To find the tangential velocity of the moon relative to the sun, at time t=0, which is when all of the planets lie along the x-axis, would I use the equation $\mathbf{v}_{ms} = \mathbf{v}_{me}+ \mathbf{v}_{es}$? If so, I could take magnitude of this this, which would be the length of side
of the triangle $v_{ms}$. The three vector form some triangle. Using the law of cosines, I can find $v_{ms}$:

$v_{ms} = \sqrt{v^2_{me} + v_{es}^2 - 2v_{me}v_{es} \cos \theta}$ (I choose the positive root, as we are dealing with speeds). Since all of the planets lie along the x-axis at t=0, the time at which this calculation gives $v_{ms}$, then velocities of the moon and earth must be directed in the y-direction; therefore, the angle between the two velocities is zero.

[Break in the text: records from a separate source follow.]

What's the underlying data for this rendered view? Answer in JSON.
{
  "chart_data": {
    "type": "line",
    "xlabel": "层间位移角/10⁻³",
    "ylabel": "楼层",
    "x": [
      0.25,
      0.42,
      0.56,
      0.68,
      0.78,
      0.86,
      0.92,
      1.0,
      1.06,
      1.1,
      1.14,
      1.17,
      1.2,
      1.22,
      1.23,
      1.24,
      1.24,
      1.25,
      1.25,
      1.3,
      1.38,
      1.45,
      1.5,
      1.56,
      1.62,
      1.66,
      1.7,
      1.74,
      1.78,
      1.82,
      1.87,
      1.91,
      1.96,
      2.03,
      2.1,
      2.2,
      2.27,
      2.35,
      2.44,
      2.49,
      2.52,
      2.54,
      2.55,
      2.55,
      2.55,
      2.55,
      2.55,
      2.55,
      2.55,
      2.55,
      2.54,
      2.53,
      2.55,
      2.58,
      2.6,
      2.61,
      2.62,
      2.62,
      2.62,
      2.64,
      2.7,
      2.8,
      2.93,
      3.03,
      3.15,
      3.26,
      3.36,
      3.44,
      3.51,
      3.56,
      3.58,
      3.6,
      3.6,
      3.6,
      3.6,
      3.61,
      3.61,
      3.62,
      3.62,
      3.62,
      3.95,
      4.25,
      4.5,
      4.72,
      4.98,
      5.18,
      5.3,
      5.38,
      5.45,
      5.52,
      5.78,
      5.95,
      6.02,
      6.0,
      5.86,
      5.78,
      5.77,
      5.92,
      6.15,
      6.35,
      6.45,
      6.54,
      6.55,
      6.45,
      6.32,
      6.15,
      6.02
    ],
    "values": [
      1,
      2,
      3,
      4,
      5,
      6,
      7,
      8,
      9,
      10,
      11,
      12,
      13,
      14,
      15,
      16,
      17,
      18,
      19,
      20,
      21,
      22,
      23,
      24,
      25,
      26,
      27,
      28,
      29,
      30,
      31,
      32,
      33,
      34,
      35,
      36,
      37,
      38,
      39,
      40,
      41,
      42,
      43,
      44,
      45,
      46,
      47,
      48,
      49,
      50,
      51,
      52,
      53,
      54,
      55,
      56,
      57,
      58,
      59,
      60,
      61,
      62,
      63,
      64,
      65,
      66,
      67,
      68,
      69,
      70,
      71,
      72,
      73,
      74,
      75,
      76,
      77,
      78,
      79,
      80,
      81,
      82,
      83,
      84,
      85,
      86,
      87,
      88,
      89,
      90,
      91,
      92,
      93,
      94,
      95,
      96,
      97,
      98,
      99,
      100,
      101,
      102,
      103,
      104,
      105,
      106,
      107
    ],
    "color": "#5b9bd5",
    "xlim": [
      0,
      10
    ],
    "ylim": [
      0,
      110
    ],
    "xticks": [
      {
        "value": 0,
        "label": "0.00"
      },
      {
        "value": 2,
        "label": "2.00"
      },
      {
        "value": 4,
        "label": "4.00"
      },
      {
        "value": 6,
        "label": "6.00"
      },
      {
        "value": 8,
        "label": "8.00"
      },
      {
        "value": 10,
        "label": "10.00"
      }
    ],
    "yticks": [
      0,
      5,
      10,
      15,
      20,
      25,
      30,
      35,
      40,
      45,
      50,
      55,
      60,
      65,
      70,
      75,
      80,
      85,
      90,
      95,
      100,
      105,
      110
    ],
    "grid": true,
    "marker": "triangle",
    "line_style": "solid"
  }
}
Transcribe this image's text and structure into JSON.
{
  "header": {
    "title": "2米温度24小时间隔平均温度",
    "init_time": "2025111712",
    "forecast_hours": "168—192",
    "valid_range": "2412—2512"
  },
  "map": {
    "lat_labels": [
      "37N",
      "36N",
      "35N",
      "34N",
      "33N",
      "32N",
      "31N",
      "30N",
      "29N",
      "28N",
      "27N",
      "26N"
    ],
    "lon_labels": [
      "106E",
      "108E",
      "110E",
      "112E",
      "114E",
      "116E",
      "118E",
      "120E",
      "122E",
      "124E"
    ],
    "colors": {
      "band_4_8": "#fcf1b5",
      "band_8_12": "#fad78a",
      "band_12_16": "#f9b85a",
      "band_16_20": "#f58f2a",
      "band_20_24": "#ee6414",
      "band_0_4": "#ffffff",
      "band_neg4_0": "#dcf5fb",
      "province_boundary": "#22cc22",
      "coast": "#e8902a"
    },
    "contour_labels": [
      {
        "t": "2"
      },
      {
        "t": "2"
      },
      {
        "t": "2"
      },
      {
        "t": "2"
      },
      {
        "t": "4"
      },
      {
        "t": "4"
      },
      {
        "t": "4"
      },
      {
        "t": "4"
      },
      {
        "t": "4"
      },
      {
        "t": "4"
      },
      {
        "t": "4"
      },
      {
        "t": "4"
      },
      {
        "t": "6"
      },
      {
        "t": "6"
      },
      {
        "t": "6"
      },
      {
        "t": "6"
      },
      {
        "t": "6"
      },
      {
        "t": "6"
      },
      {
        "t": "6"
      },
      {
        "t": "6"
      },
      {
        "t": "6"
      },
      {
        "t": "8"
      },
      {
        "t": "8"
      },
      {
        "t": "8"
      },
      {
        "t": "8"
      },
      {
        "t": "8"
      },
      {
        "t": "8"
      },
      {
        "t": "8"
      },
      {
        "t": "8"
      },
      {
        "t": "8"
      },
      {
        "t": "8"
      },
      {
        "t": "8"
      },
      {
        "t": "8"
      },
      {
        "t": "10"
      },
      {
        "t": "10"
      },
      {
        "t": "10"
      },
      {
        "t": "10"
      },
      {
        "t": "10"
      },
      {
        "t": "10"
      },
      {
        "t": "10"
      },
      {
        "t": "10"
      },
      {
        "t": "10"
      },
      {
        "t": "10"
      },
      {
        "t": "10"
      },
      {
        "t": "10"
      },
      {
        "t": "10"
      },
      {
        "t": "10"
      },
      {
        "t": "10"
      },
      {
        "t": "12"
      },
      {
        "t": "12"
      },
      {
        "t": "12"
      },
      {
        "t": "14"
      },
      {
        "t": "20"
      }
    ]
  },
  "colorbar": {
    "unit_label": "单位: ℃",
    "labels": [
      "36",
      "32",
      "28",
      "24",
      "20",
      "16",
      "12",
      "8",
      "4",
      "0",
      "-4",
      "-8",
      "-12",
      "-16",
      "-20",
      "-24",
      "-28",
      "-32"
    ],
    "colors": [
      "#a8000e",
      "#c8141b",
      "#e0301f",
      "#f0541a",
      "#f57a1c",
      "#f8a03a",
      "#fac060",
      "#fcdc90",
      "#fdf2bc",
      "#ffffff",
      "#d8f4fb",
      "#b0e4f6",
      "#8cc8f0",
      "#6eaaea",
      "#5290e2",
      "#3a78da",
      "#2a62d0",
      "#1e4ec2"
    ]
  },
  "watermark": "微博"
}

$v_{ms} = \sqrt{(2 \pi)^2 + (6.499221914)^2 - 2(2 \pi)(6.499221914)}$.

Does this appear correct?

Last edited: Mar 14, 2014
6. Mar 14, 2014

### BvU

Ah, new info: you want the magnitude of $v_m$ under conditions
• S,e,m line up (in that order)
• Se plane coincides with em plane.

7. Mar 14, 2014

### Bashyboy

So, would the first formula I proposed work?

8. Mar 14, 2014

### BvU

gives you a starting speed at your t=0, yes.

Seems very weird to me. Would vme be $2\pi$? and ves be only a little more than that? And the minus sign is for $\cos\pi$?

I remember a previous post on this subject that isn't quite comparable, but contains some equations that might come in handy...

9. Mar 14, 2014

### Bashyboy

Yes, the reason why I have speeds like 2pi is because I am using astronomical units, in which the gravitational cosntant G = 4 pi^2.

10. Mar 14, 2014

### BvU

Not familiar with a.u., but it seems to me moon wrt earth (1 km/s) is a lot slower than earth wrt sun (30 km/s)...
Ah, I see: 1 au = r sun-earth. So you have 2 pi au /year for the sun. And here's me thinking 2 pi m/s ...

Still: moon in au/yr is 6.499221914 seems dead wrong in two respects: there's a 10% differnece between peri- and apogee, so 10 digits is nonsense. And the value is a factor 30 off... your turn for Unless you prove me wrong and then it's double - nothing

If your program does circular orbits only, isn't that somewhat contradictory with "solving the equations of motion" ?

11. Mar 15, 2014

### Bashyboy

I do not understand, how is having a circular orbit contradictory with solving the equation of motion? Isn't traveling on a circular orbit a type motion, and can't this particular type of motion be described with equations? If so, then we would have equations of motion.

Also, here is how I calculated the velocity of the moon relative to the sun:

Because the planets undergo circular motion, the rate at which they rotate through angles is constant, that is, the angular velocity is constant. \

Radius between earth and sun: $r_{es} = 1~AU$

Angular velocity of earth about the sun: $\omega_{es} = \frac{2 \pi ~rad}{1~yr}$

Radius between moon and earth: $r_{me} = 2.57 \times 10^{-6} ~AU$\

Angular velocity of the moon about the earth: $\omega_{me} = \frac{2 \pi~rad}{27 ~days} \times \frac{365 ~days}{1~yr} = 84.93935693 ~\frac{rad}{yr}$.

Therefore,

$v_{ms} = (1~AU)(\frac{2 \pi ~rad}{1~yr}) + (2.57 \times 10^{-6} ~AU)( 84.93935693 ~\frac{rad}{yr}) = 6.283403601$

12. Mar 15, 2014

### BvU

I haven't understood the 6.499221914.

From radius earth orbit 1.5e11 m and 365.25 days I get 29.78 km/s
From radius moon orbit 3.85e8 m and 27.32 days I get 1.025 km/s.

If the first in your au units is $2\pi$, the second should be around 0.2 and the sum some 6.5

Where did you find $r_{me} = 2.57 \times 10^{-6} ~AU$ ?

13. Mar 15, 2014

### BvU

Perhaps we differ in our interpretation of "to solve for equations of motion". To me it means solving $\vec F=m\,\vec a$ with a given $\vec r$ and $\vec v$ at t=0.

That the outcome is close to a circular orbit for earth around sun, I can well believe. And -- when moving with the earth -- the moon's orbit will be close to a circle as well. But that is the outcome, not the input.